Celia came out of the bathroom in a robe, her hair wet and straight. “Oh, hi, Harry,” she said. “I’ll just be a minute.”
“No need to hurry on my account,” he said. “I was just leaving.”
Celia smiled and walked into the bedroom.
“Thank you for bringing it,” I said.
Harry nodded.
“I did it once, I can do it again,” I said to him as we walked to the door. “I can build the whole thing back up from scratch.”
“I have never doubted that you could do a single thing you put your mind to.” Harry put his hand on the doorknob, ready to go. “I’d like it if . . . I hope that we can still be friends, Evelyn. That we can still—”
“Oh, shut up,” I said. “We’re best friends. Who may or may not tell each other everything. That doesn’t change. You still love me, right? Even though I’m about to be on the outs?”
“I do.”
“And I still love you. So that’s the end of it.”
Harry smiled, relieved. “OK,” he said. “It’s me and you.”
“Me and you, true blue.”
Harry walked out of the apartment, and I watched him go down the street and get into his car.

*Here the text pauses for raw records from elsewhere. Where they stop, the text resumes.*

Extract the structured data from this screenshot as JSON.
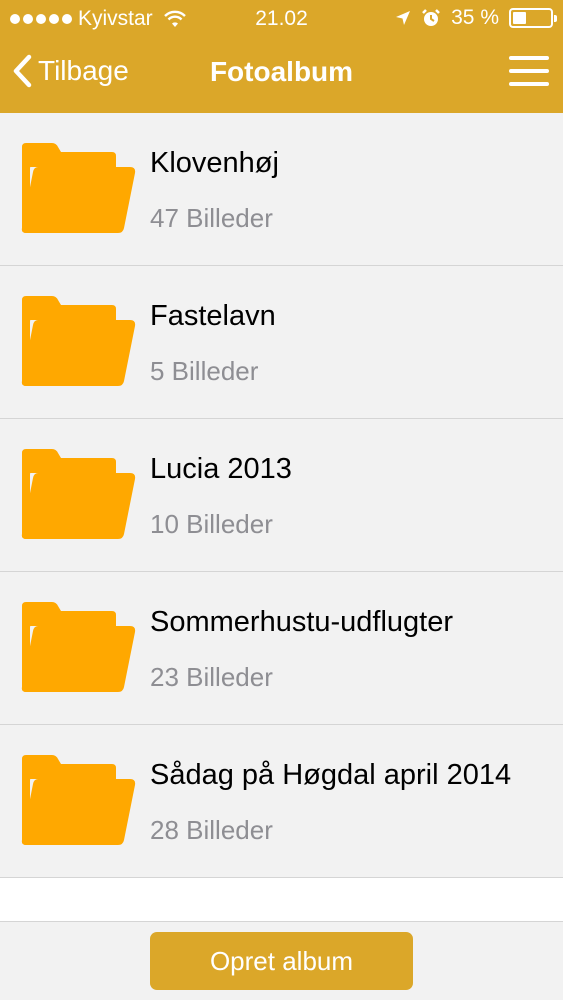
{
  "status_bar": {
    "carrier": "Kyivstar",
    "time": "21.02",
    "battery_percent": "35 %",
    "battery_level": 0.35
  },
  "nav": {
    "back_label": "Tilbage",
    "title": "Fotoalbum"
  },
  "albums": [
    {
      "name": "Klovenhøj",
      "count": "47 Billeder"
    },
    {
      "name": "Fastelavn",
      "count": "5 Billeder"
    },
    {
      "name": "Lucia 2013",
      "count": "10 Billeder"
    },
    {
      "name": "Sommerhustu-udflugter",
      "count": "23 Billeder"
    },
    {
      "name": "Sådag på Høgdal april 2014",
      "count": "28 Billeder"
    }
  ],
  "footer": {
    "create_label": "Opret album"
  },
  "colors": {
    "accent": "#dba729",
    "folder": "#ffa800"
  },
  "icons": {
    "back": "chevron-left-icon",
    "menu": "hamburger-menu-icon",
    "folder": "folder-icon",
    "wifi": "wifi-icon",
    "location": "location-arrow-icon",
    "alarm": "alarm-clock-icon",
    "battery": "battery-icon"
  }
}
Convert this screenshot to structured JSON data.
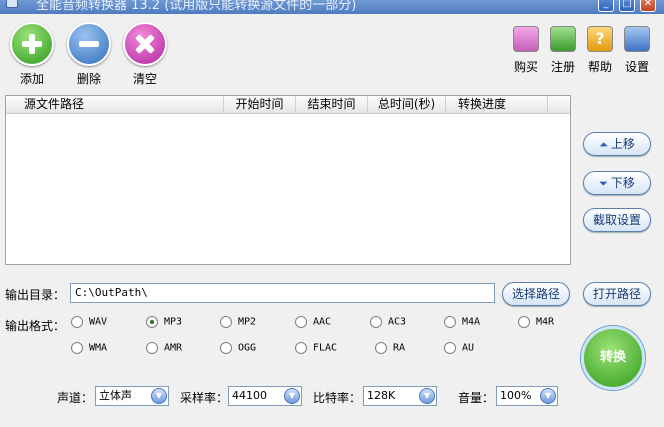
{
  "window": {
    "title": "全能音频转换器 13.2 (试用版只能转换源文件的一部分)"
  },
  "actions": {
    "add": "添加",
    "remove": "删除",
    "clear": "清空"
  },
  "tools": {
    "buy": "购买",
    "register": "注册",
    "help": "帮助",
    "settings": "设置"
  },
  "table": {
    "columns": [
      "源文件路径",
      "开始时间",
      "结束时间",
      "总时间(秒)",
      "转换进度"
    ]
  },
  "side": {
    "move_up": "上移",
    "move_down": "下移",
    "clip_settings": "截取设置"
  },
  "output": {
    "dir_label": "输出目录：",
    "dir_value": "C:\\OutPath\\",
    "choose_path": "选择路径",
    "open_path": "打开路径"
  },
  "format": {
    "label": "输出格式：",
    "options": [
      "WAV",
      "MP3",
      "MP2",
      "AAC",
      "AC3",
      "M4A",
      "M4R",
      "WMA",
      "AMR",
      "OGG",
      "FLAC",
      "RA",
      "AU"
    ],
    "selected": "MP3"
  },
  "convert": "转换",
  "audio": {
    "channel_label": "声道：",
    "channel_value": "立体声",
    "sample_label": "采样率：",
    "sample_value": "44100",
    "bitrate_label": "比特率：",
    "bitrate_value": "128K",
    "volume_label": "音量：",
    "volume_value": "100%"
  }
}
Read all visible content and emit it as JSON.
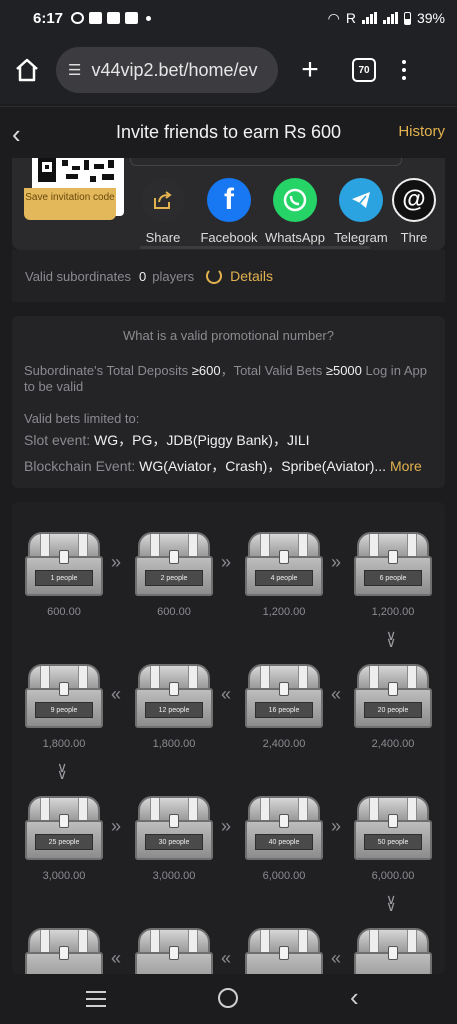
{
  "status": {
    "time": "6:17",
    "battery": "39%",
    "carrier_letter": "R"
  },
  "browser": {
    "url": "v44vip2.bet/home/ev",
    "tab_count": "70",
    "home_icon": "home-icon",
    "new_tab_icon": "plus-icon",
    "menu_icon": "kebab-icon"
  },
  "header": {
    "title": "Invite friends to earn Rs 600",
    "history": "History",
    "back_icon": "chevron-left-icon"
  },
  "share": {
    "save_invitation": "Save invitation code",
    "items": [
      {
        "label": "Share",
        "icon": "share-icon",
        "color": "#2c2c2f"
      },
      {
        "label": "Facebook",
        "icon": "facebook-icon",
        "color": "#1877f2"
      },
      {
        "label": "WhatsApp",
        "icon": "whatsapp-icon",
        "color": "#25d366"
      },
      {
        "label": "Telegram",
        "icon": "telegram-icon",
        "color": "#2aa3e0"
      },
      {
        "label": "Thre",
        "icon": "threads-icon",
        "color": "#111111"
      }
    ]
  },
  "valid": {
    "label": "Valid subordinates",
    "count": "0",
    "unit": "players",
    "details": "Details"
  },
  "info": {
    "question": "What is a valid promotional number?",
    "rule_a": "Subordinate's Total Deposits ",
    "rule_a_val": "≥600",
    "rule_b": "，Total Valid Bets ",
    "rule_b_val": "≥5000",
    "rule_c": " Log in App to be valid",
    "limited": "Valid bets limited to:",
    "slot_label": "Slot event: ",
    "slot_value": "WG，PG，JDB(Piggy Bank)，JILI",
    "chain_label": "Blockchain Event: ",
    "chain_value": "WG(Aviator，Crash)，Spribe(Aviator)...",
    "more": "More"
  },
  "chests": [
    {
      "people": "1 people",
      "amount": "600.00"
    },
    {
      "people": "2 people",
      "amount": "600.00"
    },
    {
      "people": "4 people",
      "amount": "1,200.00"
    },
    {
      "people": "6 people",
      "amount": "1,200.00"
    },
    {
      "people": "20 people",
      "amount": "2,400.00"
    },
    {
      "people": "16 people",
      "amount": "2,400.00"
    },
    {
      "people": "12 people",
      "amount": "1,800.00"
    },
    {
      "people": "9 people",
      "amount": "1,800.00"
    },
    {
      "people": "25 people",
      "amount": "3,000.00"
    },
    {
      "people": "30 people",
      "amount": "3,000.00"
    },
    {
      "people": "40 people",
      "amount": "6,000.00"
    },
    {
      "people": "50 people",
      "amount": "6,000.00"
    }
  ],
  "accent": "#e2b24e"
}
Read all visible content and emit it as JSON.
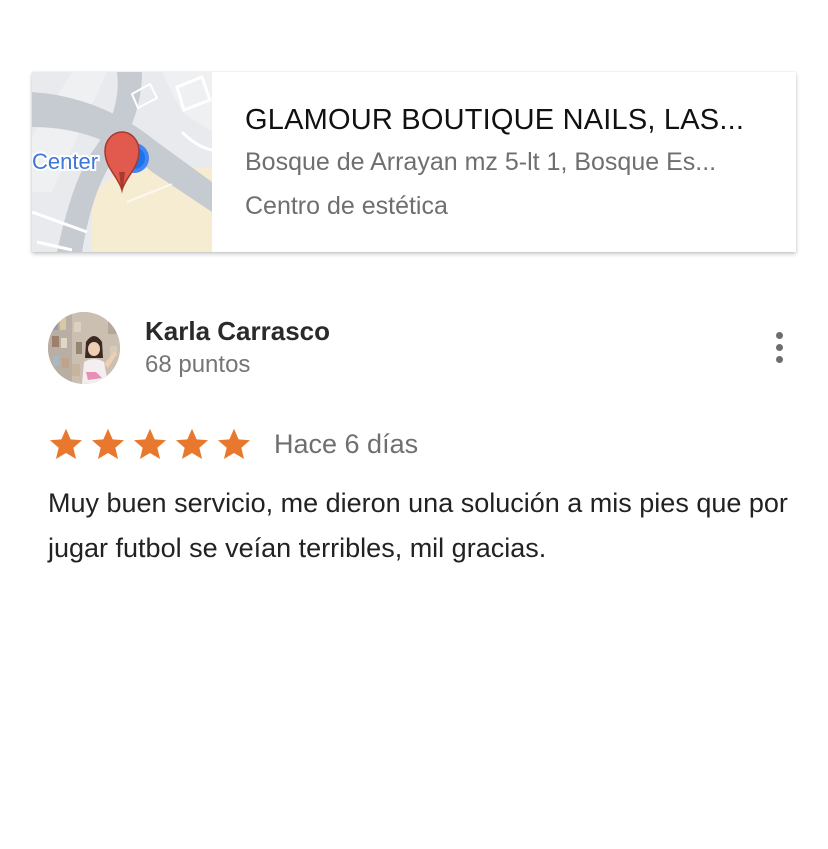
{
  "place": {
    "name": "GLAMOUR BOUTIQUE NAILS, LAS...",
    "address": "Bosque de Arrayan mz 5-lt 1, Bosque Es...",
    "category": "Centro de estética",
    "map_label": "Center",
    "pin_color": "#e15a4d"
  },
  "review": {
    "author": "Karla Carrasco",
    "points": "68 puntos",
    "rating": 5,
    "rating_max": 5,
    "star_color": "#e8782e",
    "time": "Hace 6 días",
    "text": "Muy buen servicio, me dieron una solución a mis pies que por jugar futbol se veían terribles, mil gracias."
  },
  "icons": {
    "menu": "more-vert-icon",
    "star": "star-icon",
    "pin": "map-pin-icon"
  }
}
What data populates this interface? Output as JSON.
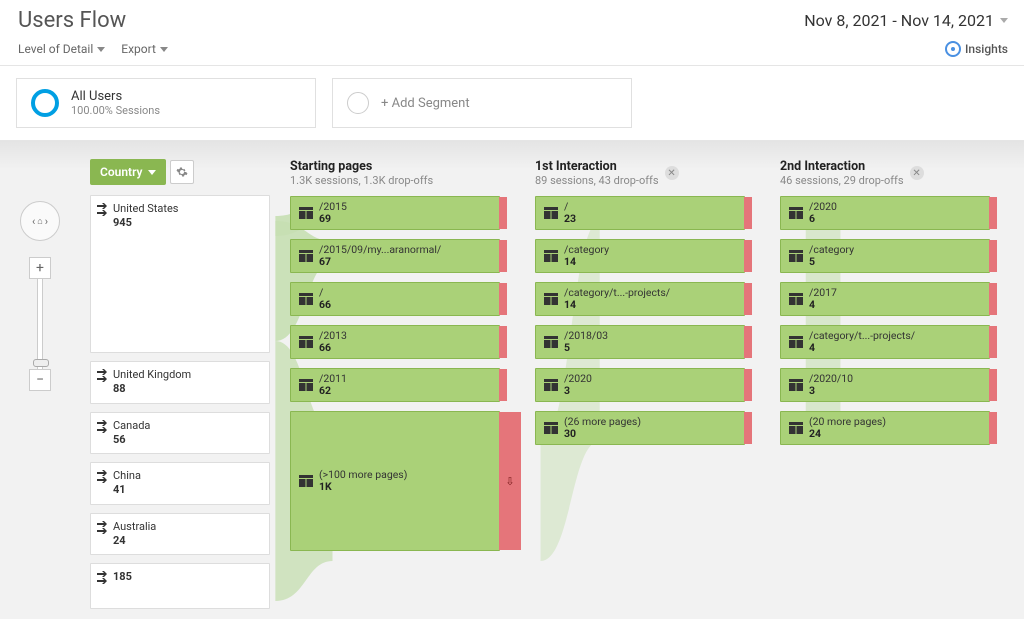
{
  "header": {
    "title": "Users Flow",
    "date_range": "Nov 8, 2021 - Nov 14, 2021"
  },
  "toolbar": {
    "level_label": "Level of Detail",
    "export_label": "Export",
    "insights_label": "Insights"
  },
  "segments": {
    "primary": {
      "title": "All Users",
      "sub": "100.00% Sessions"
    },
    "add_label": "+ Add Segment"
  },
  "flow": {
    "dimension": {
      "label": "Country"
    },
    "sources": [
      {
        "label": "United States",
        "value": "945"
      },
      {
        "label": "United Kingdom",
        "value": "88"
      },
      {
        "label": "Canada",
        "value": "56"
      },
      {
        "label": "China",
        "value": "41"
      },
      {
        "label": "Australia",
        "value": "24"
      },
      {
        "label": "",
        "value": "185"
      }
    ],
    "columns": [
      {
        "title": "Starting pages",
        "sub": "1.3K sessions, 1.3K drop-offs",
        "nodes": [
          {
            "label": "/2015",
            "value": "69"
          },
          {
            "label": "/2015/09/my...aranormal/",
            "value": "67"
          },
          {
            "label": "/",
            "value": "66"
          },
          {
            "label": "/2013",
            "value": "66"
          },
          {
            "label": "/2011",
            "value": "62"
          },
          {
            "label": "(>100 more pages)",
            "value": "1K",
            "big": true
          }
        ]
      },
      {
        "title": "1st Interaction",
        "sub": "89 sessions, 43 drop-offs",
        "closable": true,
        "nodes": [
          {
            "label": "/",
            "value": "23"
          },
          {
            "label": "/category",
            "value": "14"
          },
          {
            "label": "/category/t...-projects/",
            "value": "14"
          },
          {
            "label": "/2018/03",
            "value": "5"
          },
          {
            "label": "/2020",
            "value": "3"
          },
          {
            "label": "(26 more pages)",
            "value": "30"
          }
        ]
      },
      {
        "title": "2nd Interaction",
        "sub": "46 sessions, 29 drop-offs",
        "closable": true,
        "nodes": [
          {
            "label": "/2020",
            "value": "6"
          },
          {
            "label": "/category",
            "value": "5"
          },
          {
            "label": "/2017",
            "value": "4"
          },
          {
            "label": "/category/t...-projects/",
            "value": "4"
          },
          {
            "label": "/2020/10",
            "value": "3"
          },
          {
            "label": "(20 more pages)",
            "value": "24"
          }
        ]
      }
    ]
  }
}
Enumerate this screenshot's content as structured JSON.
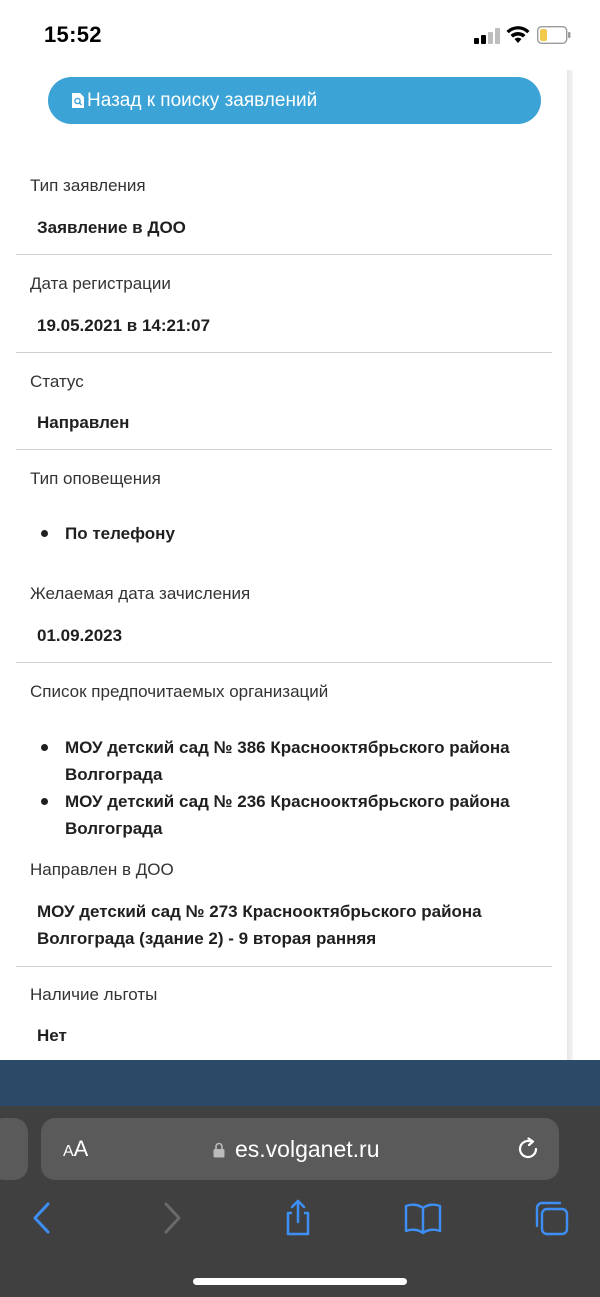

Then I turned around and rested my back against the door.
I was going to lose everything I had built my life on.
Everything except the money.
I still had the money.
And that was something.
And then I realized there was something else waiting for me, something I wanted that I was free to have.
It was there, with my back against the door of her apartment, on the brink of my divorce from the most popular man in Hollywood, that I realized that lying to myself about what I wanted took far more energy than I had.
So instead of wondering what it meant and what it made me, I stood up and walked into Celia’s room.
She was in her robe still, drying her hair in front of her vanity.
I walked up to her and looked into her gorgeous blue eyes, and I said, “I think that I love you.”
And then I took the tie of her robe and pulled it open.
I did it slowly. I did it so slowly that she could have stopped me a million times before it broke free. But she didn’t.
Instead, she sat up straighter, looked at me more boldly, and put her hand on my waist as I did it.
The sides of the robe broke free of each other the moment the tension slacked, and then there she was, naked and sitting in front of me.